My employer closed London engineering in early 2004, so I was redundant with time (and funds) to complete my last exams before looking for, and taking on a new role later that year. The new role didn’t engage my newly acquired skills. I had actively sought out the author of a book on Intellectual Property Rights for Engineers, and she allowed me, at my suggestion, to revise the chapter on Unfair Competition. Life was busy. A child was on the way. Then a property purchase and renovation, starting the day after he was born. Then an Engineering Programme Manager role with a Network Security start-up in 2006, which the MSc’s credibility and skills helped secure but were not needed for. Then the next property and another child on the way. The start-up closed and I found myself looking for a new role. It was mid 2007 and Google wanted a person who was technical with a legal edge. My unusual combination was a perfect fit for that, and for over three years as a Senior Technical Contract Manager I had sole responsibility for reviewing, devising and approving creative legal, technical and policy solutions for all of Google’s strategic partnerships across EMEA: advertising, mobile, apps, video, content (maps, books, etc.) and more. It was immensely interesting and insightful. The MSc was critical to securing that role, but so was the general dynamism of my career. I engaged hundreds of regional and global stakeholders, including lawyers, business developers, product managers, and more, and my credibility and capability bought me a senior promotion and role in YouTube, part of Google, leading a regional team of fifteen, which transformed into heading the regional group with responsibility for another ten.

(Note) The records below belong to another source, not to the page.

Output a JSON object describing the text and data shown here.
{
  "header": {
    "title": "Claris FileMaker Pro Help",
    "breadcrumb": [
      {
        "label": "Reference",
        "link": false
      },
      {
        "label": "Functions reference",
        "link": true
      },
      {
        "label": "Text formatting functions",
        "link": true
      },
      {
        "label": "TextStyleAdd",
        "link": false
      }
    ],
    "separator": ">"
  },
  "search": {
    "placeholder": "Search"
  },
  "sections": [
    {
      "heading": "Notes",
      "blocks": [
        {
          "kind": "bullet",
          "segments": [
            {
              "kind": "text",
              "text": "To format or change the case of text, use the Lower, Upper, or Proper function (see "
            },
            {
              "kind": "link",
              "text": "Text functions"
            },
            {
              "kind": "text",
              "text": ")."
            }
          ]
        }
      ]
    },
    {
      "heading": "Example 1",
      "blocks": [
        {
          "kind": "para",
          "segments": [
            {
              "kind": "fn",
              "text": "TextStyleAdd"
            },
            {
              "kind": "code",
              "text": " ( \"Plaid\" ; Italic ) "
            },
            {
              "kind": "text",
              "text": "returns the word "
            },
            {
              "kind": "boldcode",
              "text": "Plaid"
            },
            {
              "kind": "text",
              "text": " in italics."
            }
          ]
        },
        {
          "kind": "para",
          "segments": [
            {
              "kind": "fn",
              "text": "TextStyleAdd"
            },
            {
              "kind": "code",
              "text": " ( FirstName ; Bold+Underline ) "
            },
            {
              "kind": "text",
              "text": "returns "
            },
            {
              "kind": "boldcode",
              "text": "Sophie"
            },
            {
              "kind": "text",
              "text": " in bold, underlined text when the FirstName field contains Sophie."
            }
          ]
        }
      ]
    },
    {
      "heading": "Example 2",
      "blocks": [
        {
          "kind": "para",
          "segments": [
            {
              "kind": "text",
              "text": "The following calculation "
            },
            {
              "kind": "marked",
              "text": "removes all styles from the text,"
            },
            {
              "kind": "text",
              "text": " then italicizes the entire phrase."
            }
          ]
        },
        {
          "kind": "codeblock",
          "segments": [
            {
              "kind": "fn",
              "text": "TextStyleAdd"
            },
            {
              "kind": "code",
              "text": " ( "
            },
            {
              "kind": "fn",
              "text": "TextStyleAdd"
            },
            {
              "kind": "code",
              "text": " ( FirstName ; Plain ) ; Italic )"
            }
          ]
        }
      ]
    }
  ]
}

Then a third child, and also began non-profit Director and Treasurer roles, including one for my freehold where I pursued and engaged cases at the First-tier Property Tribunal, plus the County and Magistrates Courts -- enabled by the skills I’d learnt in the MSc.

I left Google in early 2016 after eight and a half years and took a sabbatical. Twenty years of work, including five years in a complex and demanding leadership role, three non-profit leadership roles, three academic qualifications (largely part time), two property renovations, three children, over thirty countries travelled, and more. So I spent just under three years writing a novel, building a personal investment portfolio, seeing my children after school, going on amazing vacations with them, making non-profit contributions, learning to ski, and flying light aircraft. That finished last year, and “I returned” by getting sponsored into Antler’s start-up accelerator. Six months out of that I’m building a tech startup to productise technical hiring, while consulting as a CTO, contributing as the Treasurer of the IEEE for the United Kingdom and Ireland, and networking as much as I can.

The unconventional path worked for me. The MSc fitted my interests and needs, and though I didn’t entirely know where it would take me, I found ways to apply it, and ways to apply it found me; they helped me move onwards and upwards, just as unconventionally until this day. Try following your heart and taking calculated risks; it might work for you too.